この日も、≪プラウド・メアリー≫には紫煙と音楽が充満していた。

足りないのは客だけだ。

 

「窓際の席、いいかな?」

「好きに使いな。ガラガラだ」

 

店主は、くわえ煙草で皮肉を言った。

大きなJBLのスピーカーからは、ボブ・シーガーの歌声が流れていた。

実に正統派のアーシーな音だ。

私は鞄に入れていた文庫本を取り出した。

時折、向かいのフルール・ド・ラパンの入り口を伺いつつ、本を読んで時間をつぶした。

やがて、九時を少し過ぎたころ、≪プラウド・メアリー≫の扉が開いた。

二階の窓から見ていたので、わかっていたことなのだが、私はうれしそうに微笑んで見せた。

 

「約束通り来てくれたんだね」

「え、えぇ……」

 

金髪の少女が、困ったような表情でつぶやいた。

同行者はいない様子だった。

そのことも、窓から確認済みだった。

ただし、彼女が、フルール・ド・ラパンの店内で誰がしかに連絡を取っていたら、私にはわからない。

その部分は賭けだった。

 

「まぁ、座ってくれ。珈琲でもご馳走するよ」

「はぁ……」

 

少女は、気乗りしない表情で、≪プラウド・メアリー≫のギシギシと音のするボロい椅子に腰かけた。

 

「どうした?」

「いえ、その。音楽がうるさいな、と思って。あと、煙たくって」

「それはすまない。できるだけすぐに話を終わらせる」

「あ、あのっ」

「なんだい?」

「その……リゼ先輩のことを調べてるって……その。
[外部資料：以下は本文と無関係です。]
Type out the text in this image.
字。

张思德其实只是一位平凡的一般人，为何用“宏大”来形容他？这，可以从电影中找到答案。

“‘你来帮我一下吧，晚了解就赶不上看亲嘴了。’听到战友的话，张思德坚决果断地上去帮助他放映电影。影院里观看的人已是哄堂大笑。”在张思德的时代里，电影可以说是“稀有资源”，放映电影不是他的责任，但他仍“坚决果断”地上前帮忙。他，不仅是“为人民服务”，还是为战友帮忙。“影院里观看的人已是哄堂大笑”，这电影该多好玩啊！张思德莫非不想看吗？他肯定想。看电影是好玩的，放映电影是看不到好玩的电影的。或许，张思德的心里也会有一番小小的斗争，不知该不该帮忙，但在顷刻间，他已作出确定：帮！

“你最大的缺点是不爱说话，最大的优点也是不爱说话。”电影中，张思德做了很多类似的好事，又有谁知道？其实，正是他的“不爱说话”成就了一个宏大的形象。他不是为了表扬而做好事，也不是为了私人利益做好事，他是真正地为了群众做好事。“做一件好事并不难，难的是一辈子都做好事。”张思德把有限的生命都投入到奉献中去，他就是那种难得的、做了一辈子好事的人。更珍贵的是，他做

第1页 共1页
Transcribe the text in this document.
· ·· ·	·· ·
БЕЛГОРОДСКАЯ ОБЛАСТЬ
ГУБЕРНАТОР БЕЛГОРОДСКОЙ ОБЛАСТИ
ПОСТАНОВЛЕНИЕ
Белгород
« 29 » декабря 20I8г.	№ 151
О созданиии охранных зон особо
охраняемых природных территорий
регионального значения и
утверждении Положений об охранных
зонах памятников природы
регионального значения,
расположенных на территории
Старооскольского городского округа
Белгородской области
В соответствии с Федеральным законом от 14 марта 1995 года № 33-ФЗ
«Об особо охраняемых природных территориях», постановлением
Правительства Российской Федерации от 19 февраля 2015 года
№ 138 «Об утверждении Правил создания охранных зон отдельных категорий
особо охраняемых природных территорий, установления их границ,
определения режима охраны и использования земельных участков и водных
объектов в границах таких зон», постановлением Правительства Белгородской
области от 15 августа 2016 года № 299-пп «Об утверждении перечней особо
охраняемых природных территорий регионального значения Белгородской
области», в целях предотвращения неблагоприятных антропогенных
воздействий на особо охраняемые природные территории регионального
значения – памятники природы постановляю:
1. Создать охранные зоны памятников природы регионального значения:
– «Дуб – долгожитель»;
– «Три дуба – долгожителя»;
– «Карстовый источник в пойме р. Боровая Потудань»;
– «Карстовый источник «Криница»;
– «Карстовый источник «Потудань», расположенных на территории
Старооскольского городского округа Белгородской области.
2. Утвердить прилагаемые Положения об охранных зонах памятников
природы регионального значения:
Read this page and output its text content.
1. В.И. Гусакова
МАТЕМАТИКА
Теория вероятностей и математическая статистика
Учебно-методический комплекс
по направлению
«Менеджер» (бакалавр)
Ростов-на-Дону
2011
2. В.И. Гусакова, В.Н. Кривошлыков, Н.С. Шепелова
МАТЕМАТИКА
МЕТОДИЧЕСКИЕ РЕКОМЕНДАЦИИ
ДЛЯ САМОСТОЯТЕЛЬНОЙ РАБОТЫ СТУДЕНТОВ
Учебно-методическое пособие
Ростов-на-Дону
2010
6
な、何かあったんですか、リゼ先輩に」

「リゼ?」

 

私はひっくり返りそうになった。

リゼだと?

私の脳裏に、ラビットハウスで働く、凛々しい雰囲気のツインテールが浮かぶ。

珍しい名前だ。

そうそう被ることはない。

私のうろたえた様子に、目の前の金髪少女が心配そうに問いかけてきた。

 

「ち、違うんですか?」

「あ、いや……。天々座さんの下の名前を知らなかっただけなんだ。そうか、リゼというのか」

「は、はい……」

「それで、質問というのはだね」

「は、はい」

 

少女が、真剣な表情で私を見つめる。

私は、にへっと笑って見せた。

 

「そのリゼさんの、誕生日と、好きな物を教えてくれないかな?」

「へ?」

 

拍子抜けしたように、目の前の少女が声を上げた。

 

「いやぁ、実はね。とある少年が、そのリゼさんに一目惚れしたらしくってさぁ。誕生日プレゼントを渡したいんだと。おじさんね、誕生日と好きなものを調べてほしいって依頼受けたんだ。それで、リゼさんと親しい人に訊いてみようと思ってね」

「そ、それが、質問?」

「そう。最近はねぇ、探偵っていうのも仕事がないんだよ。困っちゃうよ。こんな依頼」

「な、なぁんだ」

 

少女が安堵の表情を見せた。

 

「探偵さんが調べてるっていうから、何か重大なことかと思っちゃいました」

 

しかし、即座に表情が思案顔に。

 

「あぁぁ、でも、男の子がリゼ先輩にプレゼント!? も、もしも付き合うことになったら……はぅぅぅぅ」

「だ、大丈夫。冴えない感じの奴だったから。たぶん玉砕だよ」

「ほ、本当ですか? で、でも万一の場合が……はぅぅぅぅぅ。あぁ、でも。バカバカ、私のおバカ、先輩に彼氏ができるなんて、先輩にとっては喜ばしいことなのに。それを嫌だと思っちゃうなんて……あぅぅぅ、でも、しぇ、しぇんぱいがぁ……」

 

金髪の少女は涙目で逡巡している。

私はその微笑ましい様子に思わず笑ってしまった。